The culprit is the gellant, not the blend of synthetic hydrocarbon base oils. When the same high-molecular-weight oil blend is mixed with PTFE, the new grease returns to its original viscosity after 153 hr of continuous high shear. Interestingly, shearing the grease actually improves its damping characteristics because the shearing mills the PTFE. This shear behavior has led to the recent commercialization of a series of damping greases for high-shear components that need motion and noise control.

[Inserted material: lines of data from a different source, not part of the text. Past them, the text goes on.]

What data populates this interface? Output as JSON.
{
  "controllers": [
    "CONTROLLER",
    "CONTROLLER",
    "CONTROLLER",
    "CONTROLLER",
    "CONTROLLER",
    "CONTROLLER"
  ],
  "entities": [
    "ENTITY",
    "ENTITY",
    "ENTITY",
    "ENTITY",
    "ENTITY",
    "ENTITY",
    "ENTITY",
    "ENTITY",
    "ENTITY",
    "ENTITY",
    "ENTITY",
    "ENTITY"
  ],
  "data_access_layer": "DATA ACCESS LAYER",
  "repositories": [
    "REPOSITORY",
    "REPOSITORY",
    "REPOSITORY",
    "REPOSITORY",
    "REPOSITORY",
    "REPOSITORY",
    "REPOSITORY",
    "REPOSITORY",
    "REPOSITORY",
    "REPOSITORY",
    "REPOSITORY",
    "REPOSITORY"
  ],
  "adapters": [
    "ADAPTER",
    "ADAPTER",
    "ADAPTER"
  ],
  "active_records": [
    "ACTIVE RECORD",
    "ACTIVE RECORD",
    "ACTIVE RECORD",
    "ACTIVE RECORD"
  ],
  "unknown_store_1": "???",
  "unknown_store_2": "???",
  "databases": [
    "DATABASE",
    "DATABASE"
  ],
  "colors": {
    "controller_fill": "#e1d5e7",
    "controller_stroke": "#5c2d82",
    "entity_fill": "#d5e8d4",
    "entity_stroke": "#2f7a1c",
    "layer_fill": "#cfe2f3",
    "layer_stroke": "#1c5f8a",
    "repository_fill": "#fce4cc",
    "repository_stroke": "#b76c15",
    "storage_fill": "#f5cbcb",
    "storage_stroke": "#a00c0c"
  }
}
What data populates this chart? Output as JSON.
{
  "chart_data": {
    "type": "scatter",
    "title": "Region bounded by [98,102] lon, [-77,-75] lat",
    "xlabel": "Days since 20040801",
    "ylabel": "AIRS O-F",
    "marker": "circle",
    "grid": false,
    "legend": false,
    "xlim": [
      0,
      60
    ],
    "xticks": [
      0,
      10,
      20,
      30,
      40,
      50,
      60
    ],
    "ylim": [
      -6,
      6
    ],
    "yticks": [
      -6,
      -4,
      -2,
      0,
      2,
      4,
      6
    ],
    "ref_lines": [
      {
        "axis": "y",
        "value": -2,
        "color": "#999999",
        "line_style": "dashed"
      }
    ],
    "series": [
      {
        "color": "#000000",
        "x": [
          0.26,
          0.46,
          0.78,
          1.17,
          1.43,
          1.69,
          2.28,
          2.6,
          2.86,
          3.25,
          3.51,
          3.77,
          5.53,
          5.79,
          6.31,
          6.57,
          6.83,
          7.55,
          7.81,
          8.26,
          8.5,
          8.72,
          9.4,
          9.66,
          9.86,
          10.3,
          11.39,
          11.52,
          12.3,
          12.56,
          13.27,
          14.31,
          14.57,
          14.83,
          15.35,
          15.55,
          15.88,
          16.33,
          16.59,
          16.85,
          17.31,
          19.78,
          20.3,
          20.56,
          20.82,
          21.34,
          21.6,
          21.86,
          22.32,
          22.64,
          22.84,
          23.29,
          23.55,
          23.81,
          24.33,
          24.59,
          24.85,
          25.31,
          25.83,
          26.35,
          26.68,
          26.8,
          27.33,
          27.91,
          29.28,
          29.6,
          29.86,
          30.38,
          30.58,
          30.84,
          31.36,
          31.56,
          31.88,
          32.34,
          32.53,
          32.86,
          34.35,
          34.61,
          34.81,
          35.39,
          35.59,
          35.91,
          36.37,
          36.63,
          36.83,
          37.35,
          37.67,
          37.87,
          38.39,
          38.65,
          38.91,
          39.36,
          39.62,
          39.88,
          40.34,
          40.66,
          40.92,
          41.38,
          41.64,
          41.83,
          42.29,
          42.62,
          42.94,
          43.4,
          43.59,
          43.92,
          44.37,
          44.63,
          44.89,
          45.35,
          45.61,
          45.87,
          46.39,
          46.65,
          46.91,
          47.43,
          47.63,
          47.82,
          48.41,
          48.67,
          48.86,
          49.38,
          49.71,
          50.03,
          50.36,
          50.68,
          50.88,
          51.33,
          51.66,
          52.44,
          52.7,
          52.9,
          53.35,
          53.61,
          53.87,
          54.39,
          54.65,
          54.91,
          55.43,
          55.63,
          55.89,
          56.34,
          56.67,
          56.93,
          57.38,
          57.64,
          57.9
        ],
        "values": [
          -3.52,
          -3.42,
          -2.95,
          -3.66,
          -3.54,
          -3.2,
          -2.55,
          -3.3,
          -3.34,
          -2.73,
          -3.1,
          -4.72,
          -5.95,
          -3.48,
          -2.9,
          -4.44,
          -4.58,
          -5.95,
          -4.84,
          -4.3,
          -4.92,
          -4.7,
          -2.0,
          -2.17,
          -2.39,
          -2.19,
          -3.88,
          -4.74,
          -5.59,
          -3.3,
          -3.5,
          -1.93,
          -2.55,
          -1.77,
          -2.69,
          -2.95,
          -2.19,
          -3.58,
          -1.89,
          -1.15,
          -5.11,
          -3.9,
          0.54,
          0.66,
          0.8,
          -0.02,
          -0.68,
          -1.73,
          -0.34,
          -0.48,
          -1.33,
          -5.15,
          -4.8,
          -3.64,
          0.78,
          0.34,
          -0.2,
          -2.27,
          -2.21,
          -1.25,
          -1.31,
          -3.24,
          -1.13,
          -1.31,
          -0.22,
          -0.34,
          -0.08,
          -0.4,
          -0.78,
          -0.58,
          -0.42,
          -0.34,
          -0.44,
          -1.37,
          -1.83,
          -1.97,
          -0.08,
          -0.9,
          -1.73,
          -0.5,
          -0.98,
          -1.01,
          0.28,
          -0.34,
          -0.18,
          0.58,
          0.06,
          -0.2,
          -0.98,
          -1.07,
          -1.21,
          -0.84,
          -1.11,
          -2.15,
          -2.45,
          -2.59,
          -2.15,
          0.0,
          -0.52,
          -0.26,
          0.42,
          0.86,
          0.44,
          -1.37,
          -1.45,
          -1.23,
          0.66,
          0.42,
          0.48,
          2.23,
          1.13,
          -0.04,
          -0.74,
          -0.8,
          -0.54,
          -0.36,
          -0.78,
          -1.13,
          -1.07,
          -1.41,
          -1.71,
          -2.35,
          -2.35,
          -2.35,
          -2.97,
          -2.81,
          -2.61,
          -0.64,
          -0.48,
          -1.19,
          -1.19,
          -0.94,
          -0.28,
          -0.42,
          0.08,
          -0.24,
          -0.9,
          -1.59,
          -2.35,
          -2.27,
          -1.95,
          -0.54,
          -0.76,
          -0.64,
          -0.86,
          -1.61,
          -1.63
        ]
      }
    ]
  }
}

Applications are already surfacing. DaimlerChrysler specifies one of these PTFE-thickened damping greases for its tilt-steering gearing. Visteon, an automotive supplier based in Dearborn, Mich., uses it with favorable results in an adjustable steering column. Another supplier, Delphi Automotive of Troy, Mich., chose a light version of this shear-stable grease to fix a warranty problem with tie-rod boots, an application where the grease's rust-prevention additive is a plus. And, Lear Corp. of Southfield, Mich., changed from a more traditional damping grease to the PTFE-thickened version, noting that the new grease gives its switches a "silkier feel."

In the world of office automation, especially printers and copiers, high-shear damping greases promise to play a major role in both noise and cost reduction. Although the shear rate of gearing in printers and copiers is not as demanding as in tiltsteering columns, shear time in these constantly moving components presents equally demanding challenges. Add in the need to keep office machinery quiet and lowcost, and high-shear damping greases become more important. Damping greases take dollars out of design by removing mechanical complexity. Parts used for motion control and noise suppression can often be replaced with low-cost damping grease.

Selecting a damping grease
Properly chosen damping greases must retain damping qualities throughout the temperature range of the application. Synthetic hydrocarbon greases are suitable for –40 to 125°C. Silicone-based greases work in temperatures ranging from –60 to 200°C. Because of potential contamination problems, however, silicone-based greases are not recommended for optical and electrical applications.

Material compatibility must also be tested. For example, some synthetic hydrocarbons weaken polyethylenes, polystyrenes, polyvinyl chloride plastics, and some low-density elastomers. This means long-term compatibility problems may arise. Although material suppliers offer compatibility charts, the best way to ensure material and lubricant compatibility is through life testing.

Damping greases are also selected for the "feel" designers want. Generally, the more delicate the device (the lower the torque), the lighter the grease. Engineers can choose from various grease consistencies, from light to ultraheavy. For example, the volume control on a radio calls for a lighter grease, whereas the release mechanism on a parking break needs a heavier grease. Generally, damping grease can be custom-formulated to achieve the specific feel the engineer wants.

High-viscosity, silicone-based damping greases are a good fit when there are material compatibility or high-temperature issues. They are typically thickened with PTFE, and work with all but silicone-based rubber. Their temperature range extends from –60 to 200°C. Though silicone oils are known to migrate, the molasseslike viscosity of the silicone base oil gelled in PTFE virtually eliminates migration issues.

Damping greases are not for every application. They are successfully used in many low-torque devices but flea-power devices couldn't overcome even the lightest damping grease. And there is a premium to be paid for a quality damping grease, so low cost devices may have to pass.